Livio Bartolo Variable Unit, Don’t beat a dead horse
Etichetta discografica: Dodicilune Edizioni Discografiche e Musicali
Anno produzione: 2020
di Stefano Dentice
Talvolta, vi sono musicisti (soprattutto italiani) che preferiscono di gran lunga esprimersi artisticamente attraverso produzioni discografiche di facile ascolto, di grande appeal, che per una scelta senza dubbio rispettabile ma a volte anche perlomeno discutibile, strizzano l’occhio soltanto alla commerciabilità. Al contrario, invece, esiste un’altra categoria di musicisti che intende comunicare praticando strade artistiche più impervie, rischiose, affrancandosi totalmente dal concetto di riscuotere facili consensi. Ebbene sì, di questa schiera (ahimè non troppo nutrita) fa parte l’ardimentoso ed eclettico chitarrista/compositore Livio Bartolo, autore di una nuova creazione discografica firmata Livio Bartolo Variable Unit intitolata Don’t beat a dead horse. Con lui, cinque formidabili e talentuosi compagni di viaggio, non solo in ambito musicale ma anche nella quotidianità: Aldo Davide Di Caterino (flauto), Pietro Corbascio (tromba, trombone in Bagnara), Giacomo Eramo (sax alto), Andrea Esperti (contrabbasso) e Marco Calabretti (batteria, sax tenore in Sator Arepo Tenet Opera Rotas). Cinque i brani presenti nel CD, di cui solo Bagnara è cofirmata da Bartolo ed Esperti, mentre Torre Ovo-Librari-Trullo di Mare, Campomarino, Monacizzo e Sator Arepo Tenet Opera Rotas sono composizioni originali figlie della magmatica meninge di Livio Bartolo. Il climax di Bagnara è (quasi) inquietante, concitato, ipnotico. In una baraonda apparente, il sestetto dialoga torrenzialmente in pieno solco free, dando vita a scenari sonori, armonici e ritmici assai interessanti, che lasciano con il fiato sospeso. Monacizzo, fin dalle primissime misure, è calamitante.

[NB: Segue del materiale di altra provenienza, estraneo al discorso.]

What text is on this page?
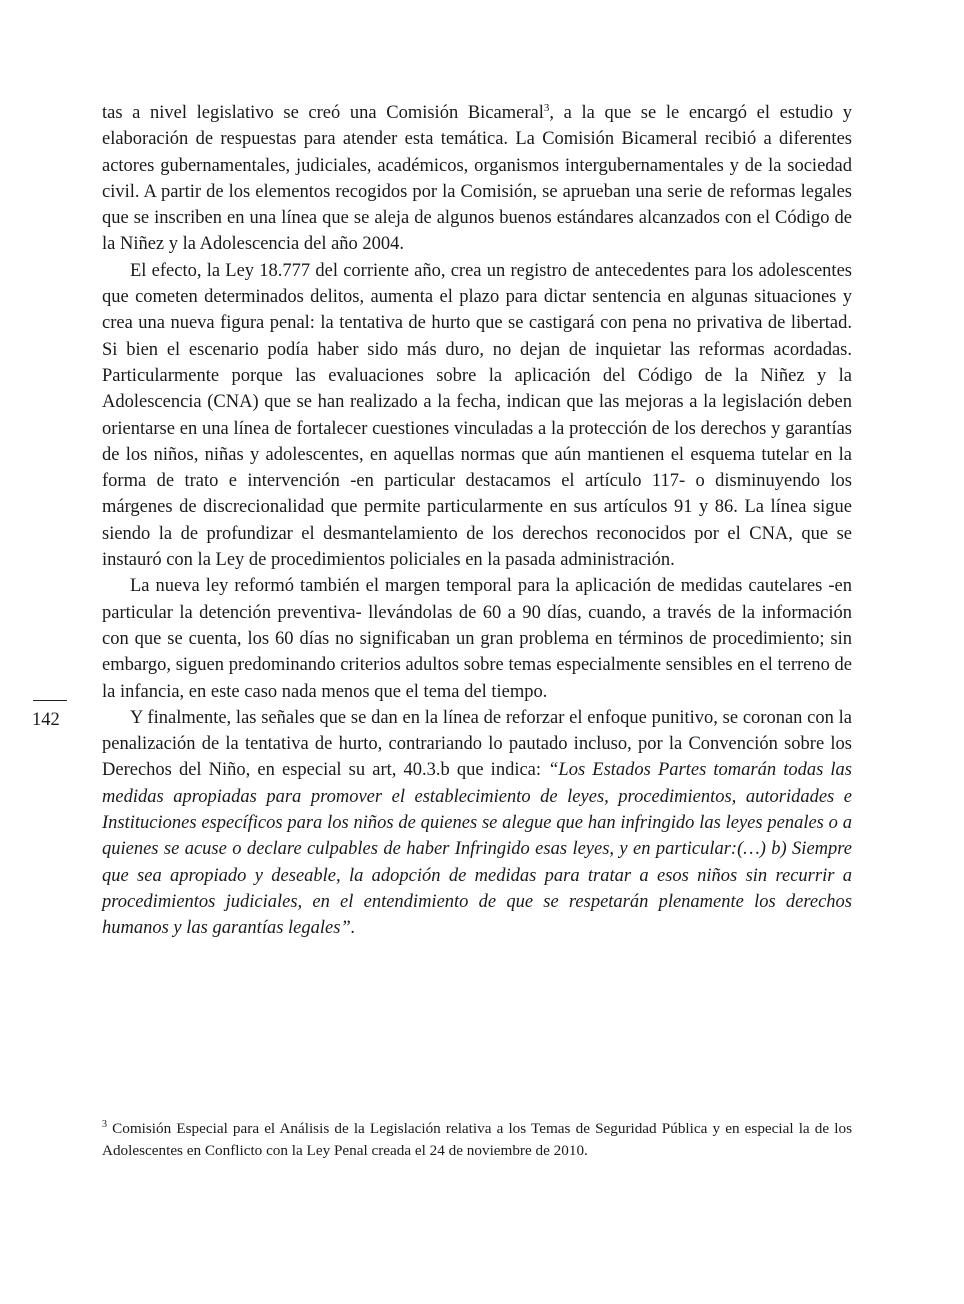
tas a nivel legislativo se creó una Comisión Bicameral$^3$, a la que se le encargó el estudio y elaboración de respuestas para atender esta temática. La Comisión Bicameral recibió a diferentes actores gubernamentales, judiciales, académicos, organismos intergubernamentales y de la sociedad civil. A partir de los elementos recogidos por la Comisión, se aprueban una serie de reformas legales que se inscriben en una línea que se aleja de algunos buenos estándares alcanzados con el Código de la Niñez y la Adolescencia del año 2004.

El efecto, la Ley 18.777 del corriente año, crea un registro de antecedentes para los adolescentes que cometen determinados delitos, aumenta el plazo para dictar sentencia en algunas situaciones y crea una nueva figura penal: la tentativa de hurto que se castigará con pena no privativa de libertad. Si bien el escenario podía haber sido más duro, no dejan de inquietar las reformas acordadas. Particularmente porque las evaluaciones sobre la aplicación del Código de la Niñez y la Adolescencia (CNA) que se han realizado a la fecha, indican que las mejoras a la legislación deben orientarse en una línea de fortalecer cuestiones vinculadas a la protección de los derechos y garantías de los niños, niñas y adolescentes, en aquellas normas que aún mantienen el esquema tutelar en la forma de trato e intervención -en particular destacamos el artículo 117- o disminuyendo los márgenes de discrecionalidad que permite particularmente en sus artículos 91 y 86. La línea sigue siendo la de profundizar el desmantelamiento de los derechos reconocidos por el CNA, que se instauró con la Ley de procedimientos policiales en la pasada administración.

La nueva ley reformó también el margen temporal para la aplicación de medidas cautelares -en particular la detención preventiva- llevándolas de 60 a 90 días, cuando, a través de la información con que se cuenta, los 60 días no significaban un gran problema en términos de procedimiento; sin embargo, siguen predominando criterios adultos sobre temas especialmente sensibles en el terreno de la infancia, en este caso nada menos que el tema del tiempo.

Y finalmente, las señales que se dan en la línea de reforzar el enfoque punitivo, se coronan con la penalización de la tentativa de hurto, contrariando lo pautado incluso, por la Convención sobre los Derechos del Niño, en especial su art, 40.3.b que indica: “Los Estados Partes tomarán todas las medidas apropiadas para promover el establecimiento de leyes, procedimientos, autoridades e Instituciones específicos para los niños de quienes se alegue que han infringido las leyes penales o a quienes se acuse o declare culpables de haber Infringido esas leyes, y en particular:(…) b) Siempre que sea apropiado y deseable, la adopción de medidas para tratar a esos niños sin recurrir a procedimientos judiciales, en el entendimiento de que se respetarán plenamente los derechos humanos y las garantías legales”.

142

$^3$ Comisión Especial para el Análisis de la Legislación relativa a los Temas de Seguridad Pública y en especial la de los Adolescentes en Conflicto con la Ley Penal creada el 24 de noviembre de 2010.
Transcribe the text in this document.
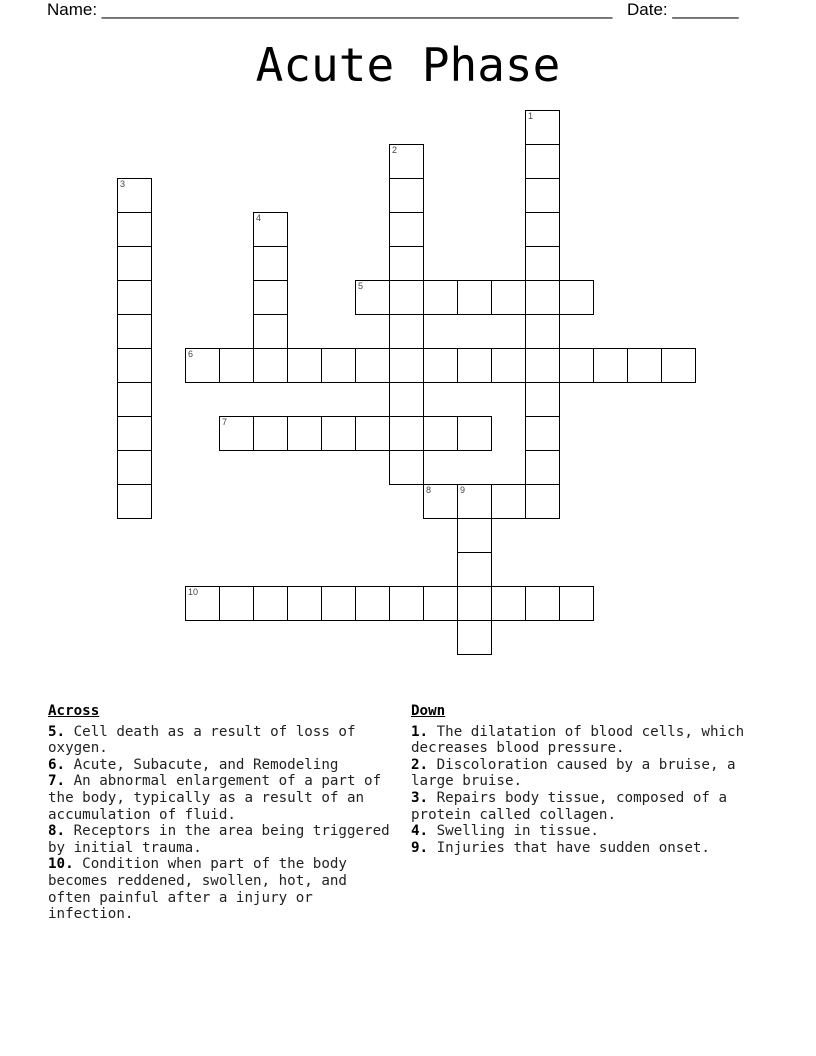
Name: ______________________________________________________ Date: _______
Acute Phase
5
6
7
8	9
10
1
2
3
4
Across

5. Cell death as a result of loss of oxygen.

6. Acute, Subacute, and Remodeling

7. An abnormal enlargement of a part of the body, typically as a result of an accumulation of fluid.

8. Receptors in the area being triggered by initial trauma.

10. Condition when part of the body becomes reddened, swollen, hot, and often painful after a injury or infection.

Down

1. The dilatation of blood cells, which decreases blood pressure.

2. Discoloration caused by a bruise, a large bruise.

3. Repairs body tissue, composed of a protein called collagen.

4. Swelling in tissue.

9. Injuries that have sudden onset.
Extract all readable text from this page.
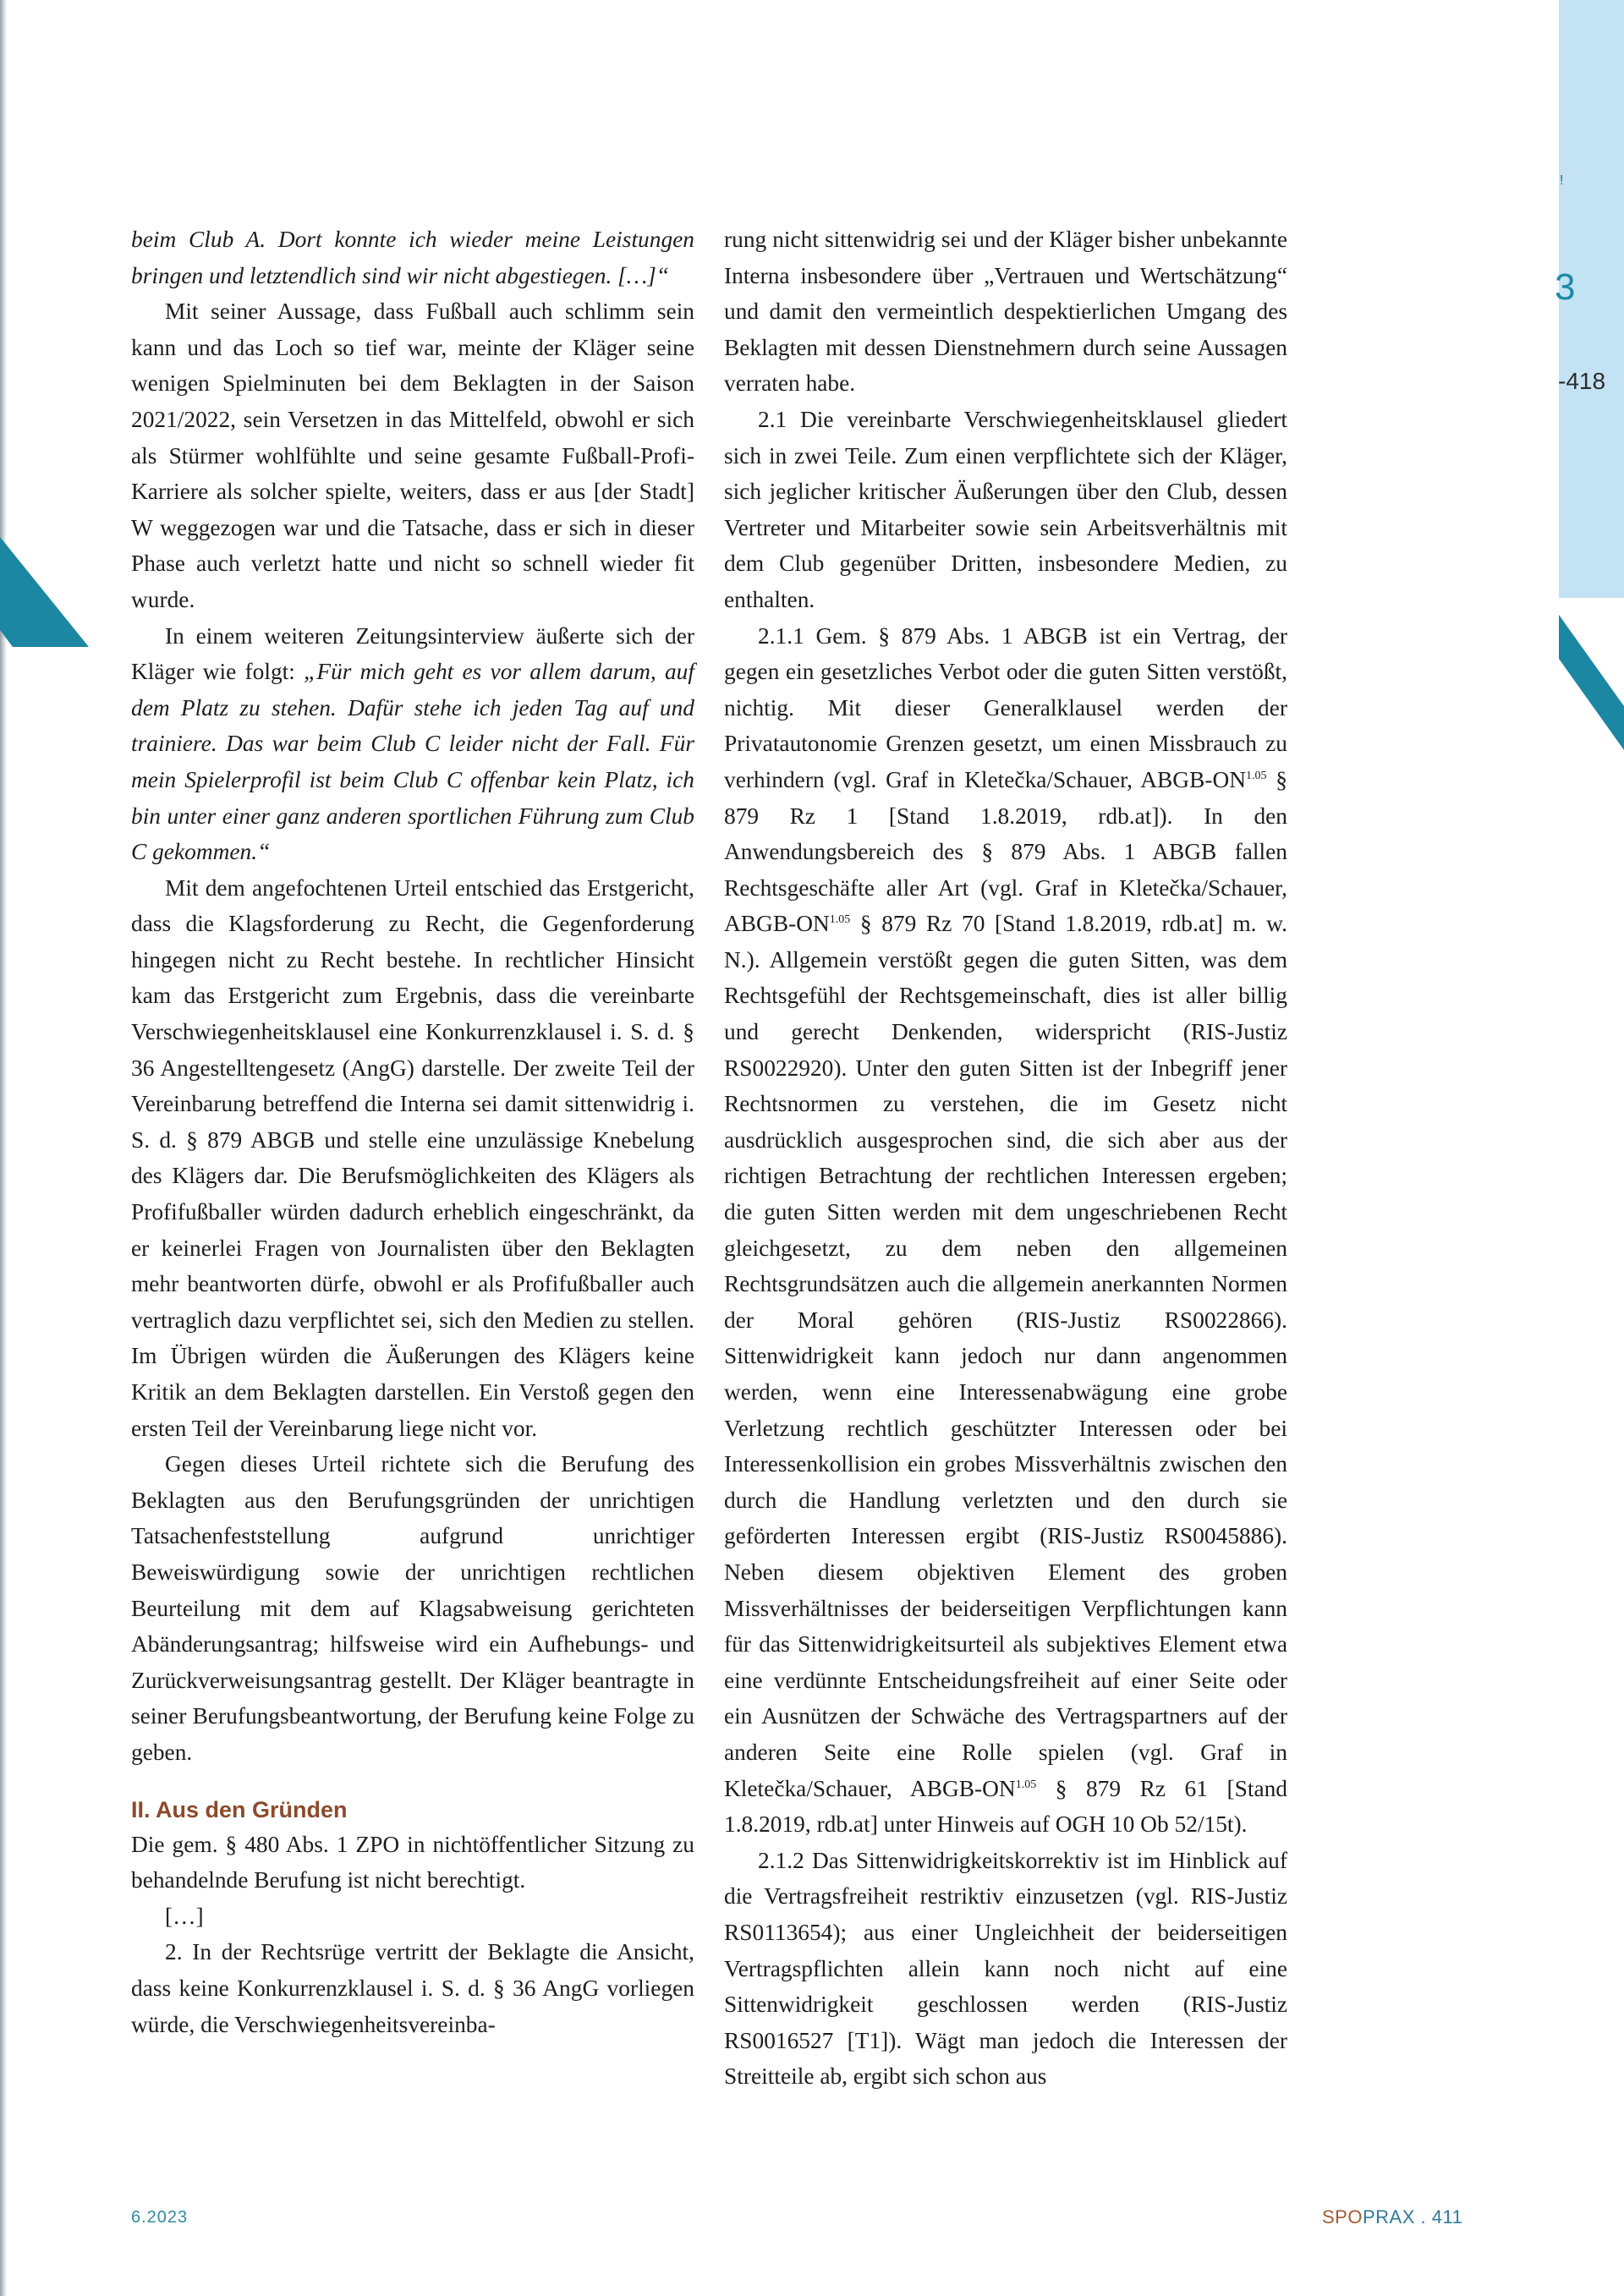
!
3
-418

beim Club A. Dort konnte ich wieder meine Leistungen bringen und letztendlich sind wir nicht abgestiegen. […]“

Mit seiner Aussage, dass Fußball auch schlimm sein kann und das Loch so tief war, meinte der Kläger seine wenigen Spielminuten bei dem Beklagten in der Saison 2021/2022, sein Versetzen in das Mittelfeld, obwohl er sich als Stürmer wohlfühlte und seine gesamte Fußball-Profi-Karriere als solcher spielte, weiters, dass er aus [der Stadt] W weggezogen war und die Tatsache, dass er sich in dieser Phase auch verletzt hatte und nicht so schnell wieder fit wurde.

In einem weiteren Zeitungsinterview äußerte sich der Kläger wie folgt: „Für mich geht es vor allem darum, auf dem Platz zu stehen. Dafür stehe ich jeden Tag auf und trainiere. Das war beim Club C leider nicht der Fall. Für mein Spielerprofil ist beim Club C offenbar kein Platz, ich bin unter einer ganz anderen sportlichen Führung zum Club C gekommen.“

Mit dem angefochtenen Urteil entschied das Erstgericht, dass die Klagsforderung zu Recht, die Gegenforderung hingegen nicht zu Recht bestehe. In rechtlicher Hinsicht kam das Erstgericht zum Ergebnis, dass die vereinbarte Verschwiegenheitsklausel eine Konkurrenzklausel i. S. d. § 36 Angestelltengesetz (AngG) darstelle. Der zweite Teil der Vereinbarung betreffend die Interna sei damit sittenwidrig i. S. d. § 879 ABGB und stelle eine unzulässige Knebelung des Klägers dar. Die Berufsmöglichkeiten des Klägers als Profifußballer würden dadurch erheblich eingeschränkt, da er keinerlei Fragen von Journalisten über den Beklagten mehr beantworten dürfe, obwohl er als Profifußballer auch vertraglich dazu verpflichtet sei, sich den Medien zu stellen. Im Übrigen würden die Äußerungen des Klägers keine Kritik an dem Beklagten darstellen. Ein Verstoß gegen den ersten Teil der Vereinbarung liege nicht vor.

Gegen dieses Urteil richtete sich die Berufung des Beklagten aus den Berufungsgründen der unrichtigen Tatsachenfeststellung aufgrund unrichtiger Beweiswürdigung sowie der unrichtigen rechtlichen Beurteilung mit dem auf Klagsabweisung gerichteten Abänderungsantrag; hilfsweise wird ein Aufhebungs- und Zurückverweisungsantrag gestellt. Der Kläger beantragte in seiner Berufungsbeantwortung, der Berufung keine Folge zu geben.

II. Aus den Gründen

Die gem. § 480 Abs. 1 ZPO in nichtöffentlicher Sitzung zu behandelnde Berufung ist nicht berechtigt.

[…]

2. In der Rechtsrüge vertritt der Beklagte die Ansicht, dass keine Konkurrenzklausel i. S. d. § 36 AngG vorliegen würde, die Verschwiegenheitsvereinba-

rung nicht sittenwidrig sei und der Kläger bisher unbekannte Interna insbesondere über „Vertrauen und Wertschätzung“ und damit den vermeintlich despektierlichen Umgang des Beklagten mit dessen Dienstnehmern durch seine Aussagen verraten habe.

2.1 Die vereinbarte Verschwiegenheitsklausel gliedert sich in zwei Teile. Zum einen verpflichtete sich der Kläger, sich jeglicher kritischer Äußerungen über den Club, dessen Vertreter und Mitarbeiter sowie sein Arbeitsverhältnis mit dem Club gegenüber Dritten, insbesondere Medien, zu enthalten.

2.1.1 Gem. § 879 Abs. 1 ABGB ist ein Vertrag, der gegen ein gesetzliches Verbot oder die guten Sitten verstößt, nichtig. Mit dieser Generalklausel werden der Privatautonomie Grenzen gesetzt, um einen Missbrauch zu verhindern (vgl. Graf in Kletečka/Schauer, ABGB-$ON^{1.05}$ § 879 Rz 1 [Stand 1.8.2019, rdb.at]). In den Anwendungsbereich des § 879 Abs. 1 ABGB fallen Rechtsgeschäfte aller Art (vgl. Graf in Kletečka/Schauer, ABGB-$ON^{1.05}$ § 879 Rz 70 [Stand 1.8.2019, rdb.at] m. w. N.). Allgemein verstößt gegen die guten Sitten, was dem Rechtsgefühl der Rechtsgemeinschaft, dies ist aller billig und gerecht Denkenden, widerspricht (RIS-Justiz RS0022920). Unter den guten Sitten ist der Inbegriff jener Rechtsnormen zu verstehen, die im Gesetz nicht ausdrücklich ausgesprochen sind, die sich aber aus der richtigen Betrachtung der rechtlichen Interessen ergeben; die guten Sitten werden mit dem ungeschriebenen Recht gleichgesetzt, zu dem neben den allgemeinen Rechtsgrundsätzen auch die allgemein anerkannten Normen der Moral gehören (RIS-Justiz RS0022866). Sittenwidrigkeit kann jedoch nur dann angenommen werden, wenn eine Interessenabwägung eine grobe Verletzung rechtlich geschützter Interessen oder bei Interessenkollision ein grobes Missverhältnis zwischen den durch die Handlung verletzten und den durch sie geförderten Interessen ergibt (RIS-Justiz RS0045886). Neben diesem objektiven Element des groben Missverhältnisses der beiderseitigen Verpflichtungen kann für das Sittenwidrigkeitsurteil als subjektives Element etwa eine verdünnte Entscheidungsfreiheit auf einer Seite oder ein Ausnützen der Schwäche des Vertragspartners auf der anderen Seite eine Rolle spielen (vgl. Graf in Kletečka/Schauer, ABGB-$ON^{1.05}$ § 879 Rz 61 [Stand 1.8.2019, rdb.at] unter Hinweis auf OGH 10 Ob 52/15t).

2.1.2 Das Sittenwidrigkeitskorrektiv ist im Hinblick auf die Vertragsfreiheit restriktiv einzusetzen (vgl. RIS-Justiz RS0113654); aus einer Ungleichheit der beiderseitigen Vertragspflichten allein kann noch nicht auf eine Sittenwidrigkeit geschlossen werden (RIS-Justiz RS0016527 [T1]). Wägt man jedoch die Interessen der Streitteile ab, ergibt sich schon aus

6.2023	SPOPRAX . 411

Qui il mood è acquietante, sobrio. Un brano dal quale emerge la preziosa e colta musicalità di Di Caterino, Corbascio, Eramo, Bartolo, Esperti e Calabretti, che si raccontano e si descrivono in note. Di evidente matrice free, avant-garde jazz e contemporary jazz, Don’t beat a dead horse, dedicato alla memoria del compianto Gianni Lenoci, strepitoso pianista e compositore al quale Livio Bartolo è profondamente legato da uno smisurato affetto, è un album ricco di humus. Un disco che brilla per nobile spirito di ricerca, di innovazione stilistica, nel quale il sound è curato con dovizia di particolari, dove l’effetto sorpresa è sempre dietro l’angolo, frutto di un’abbacinante creatività che ispira, illumina e guida le mente di Bartolo e dei suoi cinque partner.